К игуменье подошел русич-толмач:
– Пока добром просим. Сказывай, где княгинино одарение. Не скажешь, станешь покойницей.
– Почему молчишь? – выкрикнул темник и зло хлестнул игуменью нагайкой. В ответ она тотчас ударила его по руке посохом. Взвыв от боли, темник, обнажив саблю, замахнулся, но сильным ударом кулака игуменья сбила его с ног, и он плашмя растянулся на полу. Храм огласили крики конников и истошный вопль темника:
– Сжечь ее! Всех сжечь вместе с ней!
Конники таскали в храм охапки сена. Раскидывали его около стен и поджигали. Игуменья продолжала читать наизусть Евангелие. Сено горело ярко и быстро. Храм был в едком молочном дыму. Огонь уже облизывал стены. Татары покинули храм. Дверь снаружи придавили бревном. С улицы голоса:
– Поджигайте сено возле стен!
В храме, задыхаясь от едкого дыма, кашляли запертые монахини. Но вдруг из него донеслось пение. Услышав его, татары перестали галдеть. В храме пели: «Христос воскресе из мертвых, смертью смерть поправ и сущим во гробах живот даровав».
Храм горел. Возле него, пугаясь треска и огня, ржали кони.
Храм горел, но из него все еще доносилось пение обреченных женщин.
На ветвях плакучих берез без умолку стрекотали сороки…
Бедствие затопило Московское княжество, как немилосердность большой воды весеннего половодья. Враг убрался в свое логово. Уходя, орды Эдигея творили привычное прощальное злобное разорение, уничтожая все, что нельзя было унести за пазухой, увязать в переметной суме или просто растоптать и сожрать. Запасы зерна, муки, пленных, скот – все везли в Орду. Смолкло конское ржание, перестали скрипеть колеса телег и кибиток.
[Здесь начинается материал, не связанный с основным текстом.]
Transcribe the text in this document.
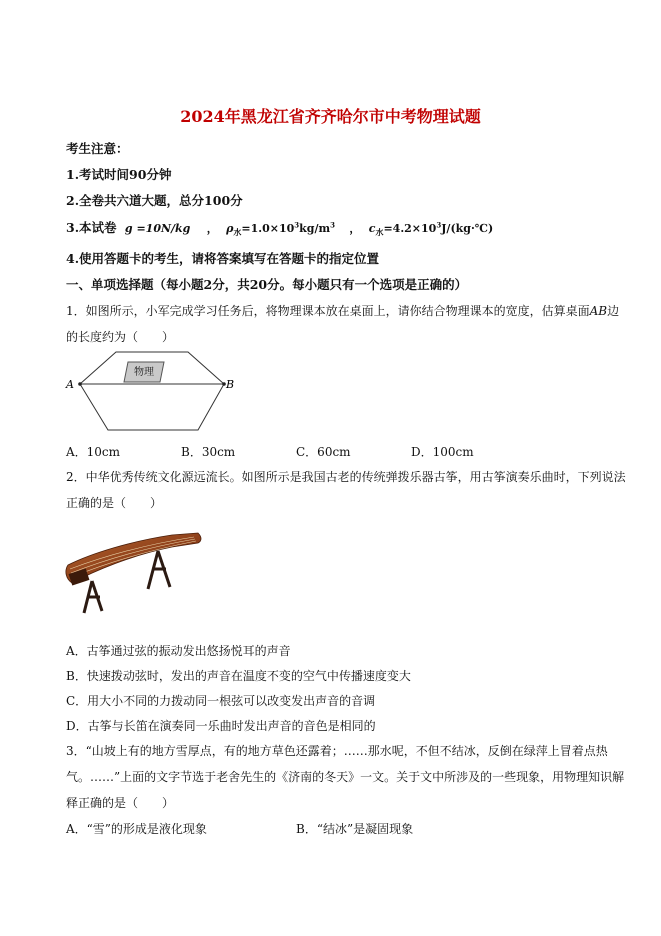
2024年黑龙江省齐齐哈尔市中考物理试题
考生注意：
1.考试时间90分钟
2.全卷共六道大题，总分100分
3.本试卷 g =10N/kg ， $\rho_水=1.0\times 10^3kg/m^3$ ， $c_水=4.2\times 10^3J/(kg\cdot℃)$
4.使用答题卡的考生，请将答案填写在答题卡的指定位置
一、单项选择题（每小题2分，共20分。每小题只有一个选项是正确的）
1．如图所示，小军完成学习任务后，将物理课本放在桌面上，请你结合物理课本的宽度，估算桌面AB边
的长度约为（　　）
物理
A	B
A．10cm	B．30cm	C．60cm	D．100cm
2．中华优秀传统文化源远流长。如图所示是我国古老的传统弹拨乐器古筝，用古筝演奏乐曲时，下列说法
正确的是（　　）
A．古筝通过弦的振动发出悠扬悦耳的声音
B．快速拨动弦时，发出的声音在温度不变的空气中传播速度变大
C．用大小不同的力拨动同一根弦可以改变发出声音的音调
D．古筝与长笛在演奏同一乐曲时发出声音的音色是相同的
3．“山坡上有的地方雪厚点，有的地方草色还露着；……那水呢，不但不结冰，反倒在绿萍上冒着点热
气。……”上面的文字节选于老舍先生的《济南的冬天》一文。关于文中所涉及的一些现象，用物理知识解
释正确的是（　　）
A．“雪”的形成是液化现象	B．“结冰”是凝固现象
Враг унес с собой присущую ему злобность, но следом за ушедшими тянулась туманом ненависть Руси, и не только к врагам-ордынцам, но и к тем из своих родичей, у кого была власть, была возможность предотвратить небывалое зимнее нашествие и спасти княжество от беды. Народ дознавался, на ком же вина за лихолетие, кто не смог, а вернее, не захотел заслонить путь вражескому огню и мечу.
Враг ушел поспешно, а Русь, холодея разумом и сердцем, осознавала, во что обошлась Московскому княжеству трусливость князя Василия, а также необычайная расточительность бояр, давших клятвенное обещание Эдигею выплатить откуп за его милостивое снятие осады. Русь, крестясь, узнавала размеры лихого дела. Залит кровью Переяславль. Обезлюдели обворованные Ростов и Дмитров. Сожжены Серпухов и Клин. Разорена и Рязань. Страшен путь прихода и ухода Эдигея.
Из лесных укрытий люди возвращались в родные места. Находили пепел и головешки. На околицах всех встречали призраки нищеты и голода. Но Русь продолжала жить. И теперь продолжала верить, что бедствие Московского княжества всего-навсего только новое испытание народа на стойкость.